The creed in all its classic forms is a “short word” summarizing biblical faith, approved by the apostles as “standard teaching to converts,” “a badge for distinguishing” those who preach Christ according to apostolic rule, constructed “out of living stones and pearls supplied by the Lord” (Rufinus, Comm. on Apostles’ Creed, Intro.). Rufinus (345–410 AD), among the earliest of many commentators on the Creed, taught that the Holy Spirit had superintended its transmission in order that it “contain nothing ambiguous, obscure, or inconsistent.” Poignantly, he explained why it must be committed to memory: “The reason why the creed is not written down on paper or parchment, but is retained in the believers’ hearts, is to ensure that it has been learned from the tradition handed down from the Apostles, and not from written texts, which occasionally fall into the hands of unbelievers.” That sentence echoes directly from the tragic horrors of the Diocletian persecution. Rufinus based his commentary on the personally remembered “text to which I pledged myself when I was baptized in the church of Aquileia.”

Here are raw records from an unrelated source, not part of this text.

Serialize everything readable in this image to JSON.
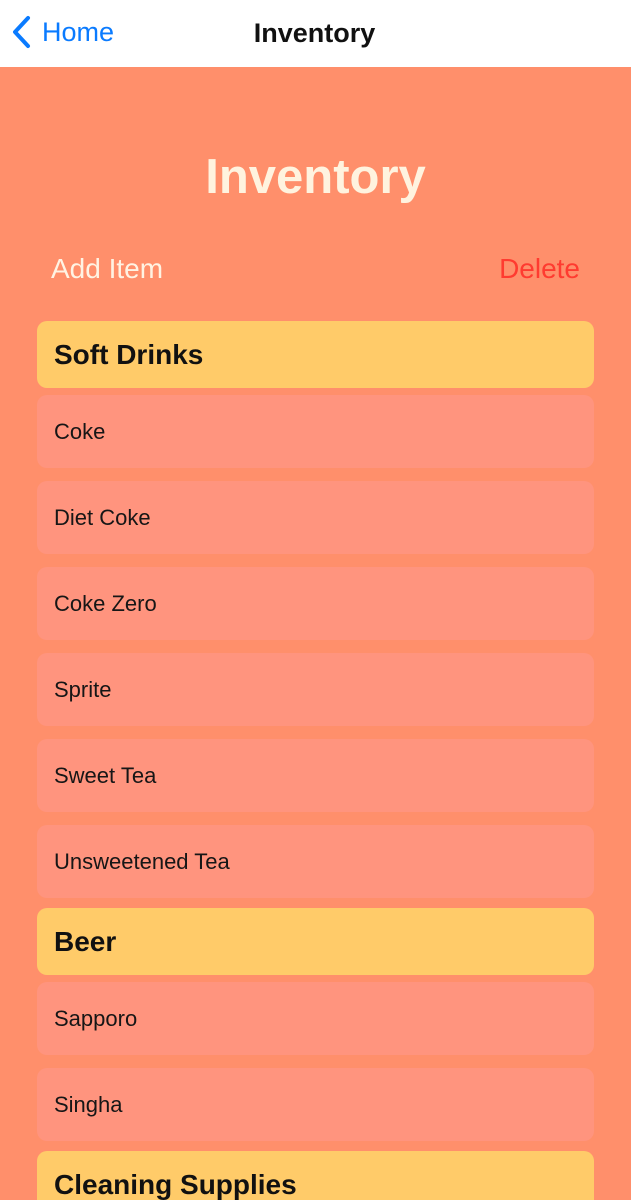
{
  "navbar": {
    "back_label": "Home",
    "title": "Inventory"
  },
  "page": {
    "title": "Inventory",
    "add_label": "Add Item",
    "delete_label": "Delete"
  },
  "sections": [
    {
      "title": "Soft Drinks",
      "items": [
        "Coke",
        "Diet Coke",
        "Coke Zero",
        "Sprite",
        "Sweet Tea",
        "Unsweetened Tea"
      ]
    },
    {
      "title": "Beer",
      "items": [
        "Sapporo",
        "Singha"
      ]
    },
    {
      "title": "Cleaning Supplies",
      "items": []
    }
  ],
  "colors": {
    "background": "#ff8f6b",
    "section_header": "#ffcb69",
    "row": "#ff947e",
    "accent_blue": "#0a7bff",
    "delete_red": "#ff3b30"
  },
  "icons": {
    "back": "chevron-left-icon"
  }
}
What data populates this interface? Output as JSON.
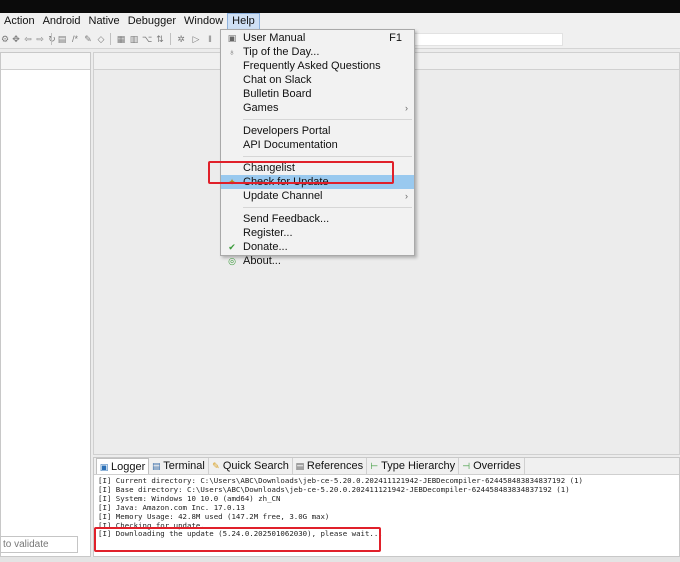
{
  "menubar": {
    "items": [
      "Action",
      "Android",
      "Native",
      "Debugger",
      "Window",
      "Help"
    ],
    "active": "Help"
  },
  "help_menu": {
    "items": [
      {
        "label": "User Manual",
        "shortcut": "F1",
        "icon": "book-icon"
      },
      {
        "label": "Tip of the Day...",
        "icon": "lightbulb-icon"
      },
      {
        "label": "Frequently Asked Questions"
      },
      {
        "label": "Chat on Slack"
      },
      {
        "label": "Bulletin Board"
      },
      {
        "label": "Games",
        "submenu": true
      },
      {
        "separator": true
      },
      {
        "label": "Developers Portal"
      },
      {
        "label": "API Documentation"
      },
      {
        "separator": true
      },
      {
        "label": "Changelist"
      },
      {
        "label": "Check for Update",
        "icon": "update-icon",
        "highlighted": true
      },
      {
        "label": "Update Channel",
        "submenu": true
      },
      {
        "separator": true
      },
      {
        "label": "Send Feedback..."
      },
      {
        "label": "Register..."
      },
      {
        "label": "Donate...",
        "icon": "donate-icon"
      },
      {
        "label": "About...",
        "icon": "about-icon"
      }
    ]
  },
  "left_panel": {
    "filter_text": "to validate"
  },
  "bottom_panel": {
    "tabs": [
      {
        "label": "Logger",
        "icon": "logger-icon",
        "active": true
      },
      {
        "label": "Terminal",
        "icon": "terminal-icon"
      },
      {
        "label": "Quick Search",
        "icon": "quick-search-icon"
      },
      {
        "label": "References",
        "icon": "references-icon"
      },
      {
        "label": "Type Hierarchy",
        "icon": "type-hierarchy-icon"
      },
      {
        "label": "Overrides",
        "icon": "overrides-icon"
      }
    ],
    "log_lines": [
      "[I] Current directory: C:\\Users\\ABC\\Downloads\\jeb-ce-5.20.0.202411121942-JEBDecompiler-624458483834837192 (1)",
      "[I] Base directory: C:\\Users\\ABC\\Downloads\\jeb-ce-5.20.0.202411121942-JEBDecompiler-624458483834837192 (1)",
      "[I] System: Windows 10 10.0 (amd64) zh_CN",
      "[I] Java: Amazon.com Inc. 17.0.13",
      "[I] Memory Usage: 42.8M used (147.2M free, 3.0G max)",
      "[I] Checking for update...",
      "[I] Downloading the update (5.24.0.202501062030), please wait..."
    ]
  },
  "colors": {
    "highlight": "#99c9ef",
    "annotation": "#e0202a"
  }
}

The ancient creeds all begin with “I believe” (credo) or “We believe” (credimus). What does it mean to believe? “And what is faith?” the Letter to Hebrews asked. “Faith gives substance to our hopes, and makes us certain of realities we do not see” (Heb. 11:1). “Without faith it is impossible to please God, because anyone who comes to him must believe that he exists and that he rewards those who earnestly seek him” (Heb. 11:6; Chrysostom, Comm. on Hebrews, 22.6–7). Just as no farmer sweats to plant a field without some faith that the seeds will grow, and no one sets out to sea without some confidence of being able to survive, so: “In fact, there is nothing in life that can be transacted without a preliminary readiness to believe” (Rufinus, Comm. ACW 20:32). In entering the pathway of belief, the inquirer must first listen with empathy to what the worshiping community is saying about the One who makes belief possible.
The Living God is the first of three major divisions of this study. Succeeding divisions deal with The Word of Life and Life in the Spirit, so as to reveal the inner structure of theology as triune.